What is a Power of Attorney?

A Power of Attorney (sometimes referred to in this article as the “PA”) allows a person (the grantor) to give to another person (the attorney) the power to make certain decisions on behalf of the grantor. Though the term “attorney” implies a lawyer, a lawyer need not be the attorney. A Power of Attorney does not prevent the grantor from continuing to act for him or herself if he or she wishes. The changes in the law will now allow for two types of Powers of Attorney. “The Continuing Power of Attorney for Property” (sometimes referred to in this article as “CPAP”) like the old Power of Attorney may deal with financial matters before and after a person is mentally incapacitated. This Power of Attorney will allow the attorney to do on the grantor’s behalf anything with respect to any type of asset that the grantor could do if capable except make a will. “The Power of Attorney for Personal Care” (sometimes referred to in this article as “PCPA” ) may deal with personal and medical decisions if one is mentally incapacitated. (In this article when I am dealing with either type I will simply refer to them as Powers of Attorney). The Personal Care Power of Attorney may also have a direction like a living will whereby one would direct that life support systems not be used if there is no reasonable prospect of recovery. A personal care power of attorney was not allowed under the previous law.

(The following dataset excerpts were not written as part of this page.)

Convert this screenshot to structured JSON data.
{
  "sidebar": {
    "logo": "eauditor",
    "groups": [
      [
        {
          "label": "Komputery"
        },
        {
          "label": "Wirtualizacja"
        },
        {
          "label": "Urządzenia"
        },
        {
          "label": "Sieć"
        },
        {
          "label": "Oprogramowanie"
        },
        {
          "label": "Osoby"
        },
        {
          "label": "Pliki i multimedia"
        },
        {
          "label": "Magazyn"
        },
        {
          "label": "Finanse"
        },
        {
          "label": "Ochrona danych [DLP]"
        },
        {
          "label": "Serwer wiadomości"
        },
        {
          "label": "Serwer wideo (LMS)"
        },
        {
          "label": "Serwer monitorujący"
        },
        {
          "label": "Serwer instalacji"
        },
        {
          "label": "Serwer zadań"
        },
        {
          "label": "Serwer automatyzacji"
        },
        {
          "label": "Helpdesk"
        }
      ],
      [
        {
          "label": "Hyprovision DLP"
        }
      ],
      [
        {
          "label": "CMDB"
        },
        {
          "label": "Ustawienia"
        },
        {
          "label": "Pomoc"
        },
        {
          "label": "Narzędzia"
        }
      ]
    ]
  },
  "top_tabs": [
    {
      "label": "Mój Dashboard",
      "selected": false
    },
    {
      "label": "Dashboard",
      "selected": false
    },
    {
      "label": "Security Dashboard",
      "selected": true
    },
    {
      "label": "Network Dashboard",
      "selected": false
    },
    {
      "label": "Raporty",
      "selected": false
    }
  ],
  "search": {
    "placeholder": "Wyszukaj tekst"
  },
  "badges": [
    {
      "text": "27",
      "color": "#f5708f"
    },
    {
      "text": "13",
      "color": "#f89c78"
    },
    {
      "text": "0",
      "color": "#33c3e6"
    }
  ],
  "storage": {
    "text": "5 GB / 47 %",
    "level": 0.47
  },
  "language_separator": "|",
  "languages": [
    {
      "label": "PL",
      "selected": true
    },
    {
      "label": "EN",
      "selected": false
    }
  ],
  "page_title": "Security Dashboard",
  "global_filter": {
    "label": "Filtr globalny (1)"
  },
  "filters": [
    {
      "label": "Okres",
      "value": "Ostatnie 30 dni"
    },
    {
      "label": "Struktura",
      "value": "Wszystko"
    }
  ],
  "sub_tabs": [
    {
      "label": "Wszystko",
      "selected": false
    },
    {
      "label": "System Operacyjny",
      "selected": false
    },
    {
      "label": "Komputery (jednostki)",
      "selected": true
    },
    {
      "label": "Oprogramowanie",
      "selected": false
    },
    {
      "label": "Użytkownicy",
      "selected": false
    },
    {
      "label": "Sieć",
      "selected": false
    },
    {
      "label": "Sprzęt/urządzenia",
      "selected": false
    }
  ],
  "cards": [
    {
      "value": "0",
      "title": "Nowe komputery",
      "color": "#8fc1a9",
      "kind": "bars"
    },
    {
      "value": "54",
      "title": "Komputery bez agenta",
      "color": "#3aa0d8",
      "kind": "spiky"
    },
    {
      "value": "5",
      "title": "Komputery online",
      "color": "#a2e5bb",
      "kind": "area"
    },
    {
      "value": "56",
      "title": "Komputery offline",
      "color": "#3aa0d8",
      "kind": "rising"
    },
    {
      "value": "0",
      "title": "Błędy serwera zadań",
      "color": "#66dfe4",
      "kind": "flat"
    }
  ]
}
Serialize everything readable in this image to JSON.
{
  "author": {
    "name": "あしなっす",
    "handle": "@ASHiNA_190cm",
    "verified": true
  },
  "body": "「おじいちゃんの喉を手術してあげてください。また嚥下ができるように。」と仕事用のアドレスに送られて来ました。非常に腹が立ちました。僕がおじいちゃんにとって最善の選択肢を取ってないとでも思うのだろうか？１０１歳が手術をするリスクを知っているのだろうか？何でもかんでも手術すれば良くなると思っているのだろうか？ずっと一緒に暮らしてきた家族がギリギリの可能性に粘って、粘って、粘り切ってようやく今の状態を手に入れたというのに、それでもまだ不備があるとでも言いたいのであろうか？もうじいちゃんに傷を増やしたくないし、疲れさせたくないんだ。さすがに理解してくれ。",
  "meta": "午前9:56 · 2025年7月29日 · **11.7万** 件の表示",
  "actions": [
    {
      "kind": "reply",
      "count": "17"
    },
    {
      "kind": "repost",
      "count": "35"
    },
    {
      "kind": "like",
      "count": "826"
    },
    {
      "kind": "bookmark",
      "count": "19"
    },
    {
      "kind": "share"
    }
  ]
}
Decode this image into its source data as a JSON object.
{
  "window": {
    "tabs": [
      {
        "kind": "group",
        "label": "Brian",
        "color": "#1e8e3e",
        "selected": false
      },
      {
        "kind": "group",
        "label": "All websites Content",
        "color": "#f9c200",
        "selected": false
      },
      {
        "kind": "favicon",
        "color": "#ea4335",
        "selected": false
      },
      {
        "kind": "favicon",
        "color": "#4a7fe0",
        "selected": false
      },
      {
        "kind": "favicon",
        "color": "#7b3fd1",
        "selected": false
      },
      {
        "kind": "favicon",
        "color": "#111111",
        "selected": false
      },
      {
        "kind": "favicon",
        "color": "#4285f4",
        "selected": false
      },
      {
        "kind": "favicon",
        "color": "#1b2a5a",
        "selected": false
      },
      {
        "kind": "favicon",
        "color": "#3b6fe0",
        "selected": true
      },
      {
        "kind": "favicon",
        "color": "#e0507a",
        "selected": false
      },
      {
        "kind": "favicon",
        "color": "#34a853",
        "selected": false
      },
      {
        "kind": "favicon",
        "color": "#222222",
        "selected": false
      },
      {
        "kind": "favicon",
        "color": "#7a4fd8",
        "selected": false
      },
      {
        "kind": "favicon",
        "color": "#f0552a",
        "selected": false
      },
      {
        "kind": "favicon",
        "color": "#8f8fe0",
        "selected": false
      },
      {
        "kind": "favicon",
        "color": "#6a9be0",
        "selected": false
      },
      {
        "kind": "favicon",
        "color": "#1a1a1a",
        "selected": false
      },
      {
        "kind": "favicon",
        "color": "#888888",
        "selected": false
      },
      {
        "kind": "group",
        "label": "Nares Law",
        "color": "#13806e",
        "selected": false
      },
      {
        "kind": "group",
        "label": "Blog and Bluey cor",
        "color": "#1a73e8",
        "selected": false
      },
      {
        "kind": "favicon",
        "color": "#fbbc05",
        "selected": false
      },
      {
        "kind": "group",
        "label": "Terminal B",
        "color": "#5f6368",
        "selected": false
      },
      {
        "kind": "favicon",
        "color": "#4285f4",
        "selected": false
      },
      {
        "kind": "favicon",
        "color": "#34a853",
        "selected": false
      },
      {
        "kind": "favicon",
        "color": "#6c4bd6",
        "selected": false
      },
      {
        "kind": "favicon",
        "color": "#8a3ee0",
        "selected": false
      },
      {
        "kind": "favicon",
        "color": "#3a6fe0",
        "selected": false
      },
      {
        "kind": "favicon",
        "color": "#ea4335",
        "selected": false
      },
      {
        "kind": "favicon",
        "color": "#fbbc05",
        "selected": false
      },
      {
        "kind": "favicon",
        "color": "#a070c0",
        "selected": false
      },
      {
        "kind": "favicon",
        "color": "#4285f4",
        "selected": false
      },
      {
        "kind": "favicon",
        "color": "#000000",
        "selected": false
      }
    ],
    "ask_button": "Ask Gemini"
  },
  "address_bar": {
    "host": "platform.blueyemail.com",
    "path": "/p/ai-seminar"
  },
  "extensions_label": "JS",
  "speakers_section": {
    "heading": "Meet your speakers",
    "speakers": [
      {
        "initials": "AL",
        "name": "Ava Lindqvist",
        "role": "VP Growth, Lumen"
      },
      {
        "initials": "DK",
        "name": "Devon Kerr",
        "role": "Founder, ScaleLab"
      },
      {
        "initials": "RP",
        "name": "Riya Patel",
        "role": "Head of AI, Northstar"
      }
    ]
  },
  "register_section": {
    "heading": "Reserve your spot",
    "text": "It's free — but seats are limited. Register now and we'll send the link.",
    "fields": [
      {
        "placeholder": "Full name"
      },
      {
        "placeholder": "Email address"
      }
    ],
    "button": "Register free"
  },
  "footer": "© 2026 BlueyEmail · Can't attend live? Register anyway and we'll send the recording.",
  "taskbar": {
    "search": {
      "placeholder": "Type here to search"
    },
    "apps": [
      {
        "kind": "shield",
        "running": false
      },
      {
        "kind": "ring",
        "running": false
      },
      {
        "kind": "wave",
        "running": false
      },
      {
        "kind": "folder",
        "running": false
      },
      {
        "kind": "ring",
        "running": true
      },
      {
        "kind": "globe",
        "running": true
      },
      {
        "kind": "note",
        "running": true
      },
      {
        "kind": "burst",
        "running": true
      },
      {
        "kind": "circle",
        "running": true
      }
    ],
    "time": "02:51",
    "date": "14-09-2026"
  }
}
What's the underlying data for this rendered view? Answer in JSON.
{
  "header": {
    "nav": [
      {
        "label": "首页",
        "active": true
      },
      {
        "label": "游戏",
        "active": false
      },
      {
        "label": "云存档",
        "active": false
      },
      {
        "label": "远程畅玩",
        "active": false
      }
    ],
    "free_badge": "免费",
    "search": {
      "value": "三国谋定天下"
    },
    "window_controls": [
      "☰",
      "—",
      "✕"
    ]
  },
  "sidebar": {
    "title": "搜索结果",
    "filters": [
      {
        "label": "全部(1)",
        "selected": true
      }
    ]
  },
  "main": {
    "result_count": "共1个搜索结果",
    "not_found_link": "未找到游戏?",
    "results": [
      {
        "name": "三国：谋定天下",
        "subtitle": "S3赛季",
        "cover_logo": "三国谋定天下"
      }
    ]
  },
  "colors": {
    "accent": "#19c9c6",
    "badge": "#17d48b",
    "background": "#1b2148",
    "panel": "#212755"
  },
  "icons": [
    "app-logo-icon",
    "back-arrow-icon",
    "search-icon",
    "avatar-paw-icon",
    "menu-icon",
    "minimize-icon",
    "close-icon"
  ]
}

Although more sophisticated and different in form the new Continuing Power of Attorney for Property is essentially the same as the old Power of Attorney. There is no truth to the rumour that these older Powers of Attorney are invalid under the new law. They will always be valid. They are just not as sophisticated as they do not address some of the issues that the new legislation concerns itself with.

Why have a Power of Attorney?

As the Ontario Government’s marketing slogan for promoting Powers of Attorney states “You Decide Who Decides”. Powers of Attorney allow one to appoint a designated individual or individuals to make the financial and now personal decisions that have to be made if that person becomes mentally incompetent and can not manage their personal affairs. Without Powers of Attorney either the government or a person you would not have chosen may be appointed to make those decisions. The Powers of Attorney allow one to make specific directions about finances, accommodations, and health issues including the important life support decision. Without Powers of Attorney perhaps different decisions will be made. Having Powers of Attorney ensures that government intervention is minimal. Legal and emotional costs are also reduced. I believe a misconception about the new law is the belief that the Government wants to control everyone’s life and wants to be involved in the decision making process of incompetent people. This is simply not true. A major change in the law will make it easier for the government to hand over to the appropriate person the job of managing the mentally incompetent’s financial affairs if that person being a patient in a psychiatric facility is certified unable to manage his or her own property. Unlike the present law, under the new law, this can be done without the need of a court order. A court order is still needed to be appointed for personal care decisions. A court order is also needed where there is no Continuing Power of Attorney for Property if the person is not capable of managing his or her own affairs and is not in a psychiatric facility.